Muchas personas ven un alto riesgo de contaminar los alimentos con sustancias nocivas, pero a menudo no son conscientes de los contaminantes individuales como tales, según una encuesta reciente realizada por el Instituto Federal de Evaluación de Riesgos (BfR).

"Casi el 60 por ciento de la población alemana ve las sustancias indeseables en los alimentos como un riesgo para la salud alto o muy alto", informa el BfR de los resultados de la encuesta. Los compuestos de mercurio y las dioxinas son las más conocidas de estas sustancias indeseables, que se conocen científicamente como contaminantes, continúa el Instituto Federal. Por el contrario, la mayoría de los encuestados no estaban al tanto de contaminantes naturales como el arsénico en el arroz o los alcaloides de pirrolizidina (PA) en la miel o el té. Los resultados del estudio fueron publicados en el "Bundesgesundheitsblatt".

¿Qué son los contaminantes en los alimentos?
BfR explica que los contaminantes son sustancias indeseables que entran en los alimentos sin querer. Estos pueden ocurrir naturalmente en el medio ambiente, surgir del procesamiento de materias primas en alimentos o son liberados al medio ambiente a través de actividades humanas y así ingresar a la cadena alimentaria, informa el Instituto Federal. Los contaminantes no son deseables porque potencialmente pueden afectar la salud.

Evaluación de riesgos de salud solicitada
Según la BfR, se entrevistó a un total de 1.001 personas en la encuesta representativa de población mediante entrevistas telefónicas asistidas por computadora sobre el tema de los contaminantes en los alimentos. Quedó claro que la mayoría de los encuestados clasifica los contaminantes como un alto riesgo para la salud, "aunque solo una minoría enumera espontáneamente los contaminantes en el sentido de la definición científico-legal como ejemplos de sustancias indeseables en los alimentos".

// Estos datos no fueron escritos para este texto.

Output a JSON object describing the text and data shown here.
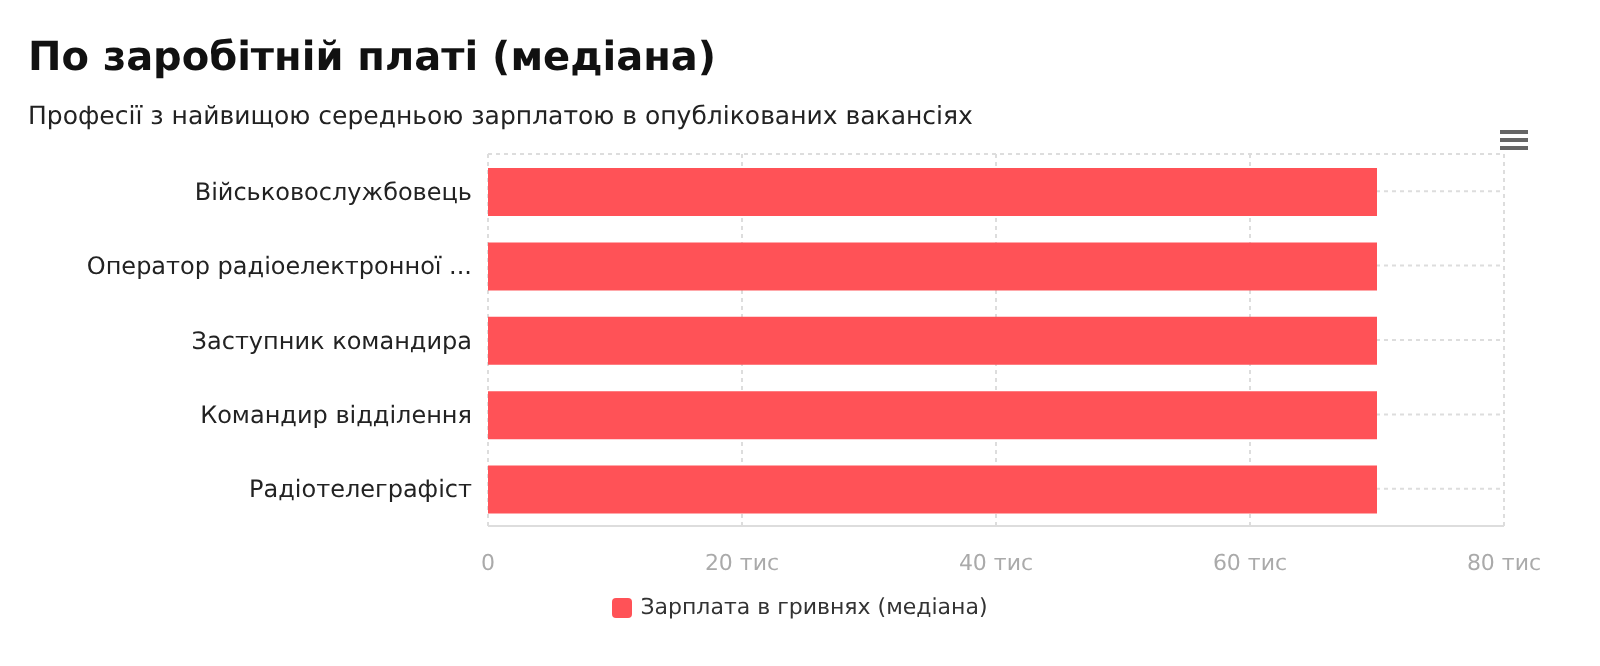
{
  "chart_data": {
    "type": "bar",
    "orientation": "horizontal",
    "title": "По заробітній платі (медіана)",
    "subtitle": "Професії з найвищою середньою зарплатою в опублікованих вакансіях",
    "categories": [
      "Військовослужбовець",
      "Оператор радіоелектронної ...",
      "Заступник командира",
      "Командир відділення",
      "Радіотелеграфіст"
    ],
    "series": [
      {
        "name": "Зарплата в гривнях (медіана)",
        "color": "#ff5257",
        "values": [
          70,
          70,
          70,
          70,
          70
        ]
      }
    ],
    "xlim": [
      0,
      80
    ],
    "xticks": [
      0,
      {
        "value": 20,
        "label": "20 тис"
      },
      {
        "value": 40,
        "label": "40 тис"
      },
      {
        "value": 60,
        "label": "60 тис"
      },
      {
        "value": 80,
        "label": "80 тис"
      }
    ],
    "grid": true,
    "legend": "bottom"
  }
}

Muchos encuestados mencionan sustancias que no son contaminantes
Los expertos de BfR informan que más de la mitad de los encuestados se refirió a los contaminantes como sustancias que no se consideran espontáneas. Un buen 30 por ciento de los encuestados mencionó los aditivos alimentarios como ejemplos de sustancias indeseables en los alimentos, siendo los potenciadores del sabor (12.4%) y conservantes y colorantes (9% y 8.8%) los más mencionados.

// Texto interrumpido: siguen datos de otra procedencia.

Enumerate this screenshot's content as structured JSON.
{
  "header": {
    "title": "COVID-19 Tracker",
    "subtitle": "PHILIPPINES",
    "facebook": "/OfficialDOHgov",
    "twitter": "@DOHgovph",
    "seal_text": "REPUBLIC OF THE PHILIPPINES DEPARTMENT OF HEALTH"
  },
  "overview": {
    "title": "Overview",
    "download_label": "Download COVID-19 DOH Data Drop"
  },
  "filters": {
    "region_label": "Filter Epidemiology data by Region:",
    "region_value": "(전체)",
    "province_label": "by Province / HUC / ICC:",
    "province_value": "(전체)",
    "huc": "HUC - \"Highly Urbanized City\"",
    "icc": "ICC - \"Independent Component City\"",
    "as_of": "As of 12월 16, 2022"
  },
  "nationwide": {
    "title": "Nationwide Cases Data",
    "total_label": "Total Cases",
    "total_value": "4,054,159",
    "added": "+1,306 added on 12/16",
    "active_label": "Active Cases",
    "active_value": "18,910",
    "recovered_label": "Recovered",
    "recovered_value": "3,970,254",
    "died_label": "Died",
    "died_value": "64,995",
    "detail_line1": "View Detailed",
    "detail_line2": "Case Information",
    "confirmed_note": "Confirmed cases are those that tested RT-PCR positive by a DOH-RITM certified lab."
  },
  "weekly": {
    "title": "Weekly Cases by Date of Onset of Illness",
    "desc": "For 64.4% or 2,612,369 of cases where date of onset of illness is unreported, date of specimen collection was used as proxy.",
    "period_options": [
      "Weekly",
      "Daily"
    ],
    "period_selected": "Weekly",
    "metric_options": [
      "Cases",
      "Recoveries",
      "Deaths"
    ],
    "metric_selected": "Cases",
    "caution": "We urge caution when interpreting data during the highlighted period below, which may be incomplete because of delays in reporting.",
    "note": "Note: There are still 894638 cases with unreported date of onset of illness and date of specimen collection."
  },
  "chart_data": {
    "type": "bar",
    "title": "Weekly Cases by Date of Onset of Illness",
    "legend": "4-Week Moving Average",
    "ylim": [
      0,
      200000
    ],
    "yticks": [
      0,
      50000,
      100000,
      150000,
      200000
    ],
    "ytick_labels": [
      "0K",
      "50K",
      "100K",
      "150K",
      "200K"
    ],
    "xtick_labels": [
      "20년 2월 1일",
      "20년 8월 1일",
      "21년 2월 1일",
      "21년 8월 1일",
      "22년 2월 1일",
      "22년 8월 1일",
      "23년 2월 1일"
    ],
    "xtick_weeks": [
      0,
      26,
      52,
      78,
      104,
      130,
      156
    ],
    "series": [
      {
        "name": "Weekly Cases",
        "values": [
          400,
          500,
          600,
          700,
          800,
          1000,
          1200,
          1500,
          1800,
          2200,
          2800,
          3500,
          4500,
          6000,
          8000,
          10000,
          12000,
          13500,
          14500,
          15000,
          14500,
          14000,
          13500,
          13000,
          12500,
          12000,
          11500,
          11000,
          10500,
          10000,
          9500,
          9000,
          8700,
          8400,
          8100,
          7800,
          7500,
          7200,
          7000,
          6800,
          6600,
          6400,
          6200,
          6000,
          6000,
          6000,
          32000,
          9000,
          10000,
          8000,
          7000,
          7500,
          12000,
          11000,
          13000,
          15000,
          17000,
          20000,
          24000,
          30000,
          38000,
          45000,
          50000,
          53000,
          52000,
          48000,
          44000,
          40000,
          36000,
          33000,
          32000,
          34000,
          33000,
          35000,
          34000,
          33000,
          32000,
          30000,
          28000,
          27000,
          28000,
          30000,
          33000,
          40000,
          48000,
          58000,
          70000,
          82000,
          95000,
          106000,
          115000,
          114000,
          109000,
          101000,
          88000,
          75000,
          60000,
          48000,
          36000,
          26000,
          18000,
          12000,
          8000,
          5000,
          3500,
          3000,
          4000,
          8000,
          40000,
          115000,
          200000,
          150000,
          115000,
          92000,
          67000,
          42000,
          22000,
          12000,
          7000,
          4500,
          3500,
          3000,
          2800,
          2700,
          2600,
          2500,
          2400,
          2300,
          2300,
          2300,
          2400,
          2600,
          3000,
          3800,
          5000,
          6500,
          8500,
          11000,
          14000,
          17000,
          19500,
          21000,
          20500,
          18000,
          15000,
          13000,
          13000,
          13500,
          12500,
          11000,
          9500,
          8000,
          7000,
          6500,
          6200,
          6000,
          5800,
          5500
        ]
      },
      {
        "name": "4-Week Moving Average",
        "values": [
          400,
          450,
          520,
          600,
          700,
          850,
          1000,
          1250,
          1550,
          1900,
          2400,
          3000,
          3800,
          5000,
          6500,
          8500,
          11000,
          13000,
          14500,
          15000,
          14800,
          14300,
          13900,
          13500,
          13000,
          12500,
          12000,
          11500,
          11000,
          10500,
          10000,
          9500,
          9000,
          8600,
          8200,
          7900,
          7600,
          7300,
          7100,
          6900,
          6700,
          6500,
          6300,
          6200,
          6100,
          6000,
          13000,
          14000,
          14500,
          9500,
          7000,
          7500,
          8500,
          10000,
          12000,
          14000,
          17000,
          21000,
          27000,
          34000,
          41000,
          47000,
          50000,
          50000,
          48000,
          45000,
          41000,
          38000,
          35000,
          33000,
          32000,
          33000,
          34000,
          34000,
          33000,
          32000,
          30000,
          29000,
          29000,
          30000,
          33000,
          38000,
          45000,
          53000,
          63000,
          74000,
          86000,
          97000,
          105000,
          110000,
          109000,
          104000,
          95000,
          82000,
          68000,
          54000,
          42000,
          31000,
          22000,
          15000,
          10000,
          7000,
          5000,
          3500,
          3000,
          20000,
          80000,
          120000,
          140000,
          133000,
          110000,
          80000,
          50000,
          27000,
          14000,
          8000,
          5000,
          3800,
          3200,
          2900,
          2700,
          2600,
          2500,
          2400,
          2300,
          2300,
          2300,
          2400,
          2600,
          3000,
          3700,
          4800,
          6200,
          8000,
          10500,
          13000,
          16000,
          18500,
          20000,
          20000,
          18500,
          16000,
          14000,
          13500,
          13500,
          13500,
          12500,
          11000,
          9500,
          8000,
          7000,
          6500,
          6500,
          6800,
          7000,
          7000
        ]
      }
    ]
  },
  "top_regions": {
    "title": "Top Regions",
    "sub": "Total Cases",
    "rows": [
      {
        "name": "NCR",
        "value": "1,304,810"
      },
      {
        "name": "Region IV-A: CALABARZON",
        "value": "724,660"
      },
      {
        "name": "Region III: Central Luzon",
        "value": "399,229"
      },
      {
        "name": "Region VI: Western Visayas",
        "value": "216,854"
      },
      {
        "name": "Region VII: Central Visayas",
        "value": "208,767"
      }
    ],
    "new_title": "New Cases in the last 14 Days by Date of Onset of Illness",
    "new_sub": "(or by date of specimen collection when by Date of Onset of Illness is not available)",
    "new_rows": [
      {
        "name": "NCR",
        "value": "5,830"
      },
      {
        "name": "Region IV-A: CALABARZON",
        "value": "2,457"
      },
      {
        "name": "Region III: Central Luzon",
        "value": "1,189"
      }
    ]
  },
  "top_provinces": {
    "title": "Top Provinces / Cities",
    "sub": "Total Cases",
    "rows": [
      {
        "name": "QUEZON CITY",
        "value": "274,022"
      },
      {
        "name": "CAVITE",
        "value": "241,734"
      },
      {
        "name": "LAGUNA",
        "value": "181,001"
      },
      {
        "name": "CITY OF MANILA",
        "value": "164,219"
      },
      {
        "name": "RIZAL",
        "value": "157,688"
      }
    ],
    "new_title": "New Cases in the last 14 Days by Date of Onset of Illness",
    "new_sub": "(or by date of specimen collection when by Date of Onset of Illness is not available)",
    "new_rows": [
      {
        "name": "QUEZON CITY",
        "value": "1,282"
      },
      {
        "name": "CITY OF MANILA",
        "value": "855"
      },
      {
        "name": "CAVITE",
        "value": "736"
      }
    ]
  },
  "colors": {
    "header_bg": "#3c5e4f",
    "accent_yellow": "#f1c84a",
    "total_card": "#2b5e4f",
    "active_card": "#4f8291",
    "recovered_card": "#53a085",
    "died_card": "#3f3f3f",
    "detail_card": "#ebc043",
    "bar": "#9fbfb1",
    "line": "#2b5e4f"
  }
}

El riesgo a menudo no se conoce
Sin embargo, los sujetos de prueba conocían bien algunos contaminantes cuando se les preguntó específicamente. Sobre todo, el mercurio en el pescado (nombrado por el 78 por ciento de los encuestados) y la dioxina en los huevos (nombrado por el 70 por ciento). El conocimiento de la acrilamida en papas fritas o pan tostado todavía era bastante alto (mencionado en un 44 por ciento). Pero otros contaminantes como los alcaloides de pirrolizidina en el té o la miel (mencionado en un 13 por ciento) y el benzopireno en la carne a la parrilla (mencionado en un 18 por ciento) no eran conocidos por la mayoría de los encuestados. Solo el 26 por ciento de los encuestados también reconoció la posible contaminación por arsénico en el arroz y sus productos como un riesgo para la salud.

Según el BfR, los temas de protección del consumidor relativamente nuevos solo son conocidos por una minoría de los encuestados. Solo el 36 por ciento de los que han oído hablar de la AP verían un riesgo significativo para la salud con estas sustancias. En el arsénico, esto se aplica al 57 por ciento de aquellos que ya han oído hablar de la posible contaminación de los productos de arroz con este semimetal.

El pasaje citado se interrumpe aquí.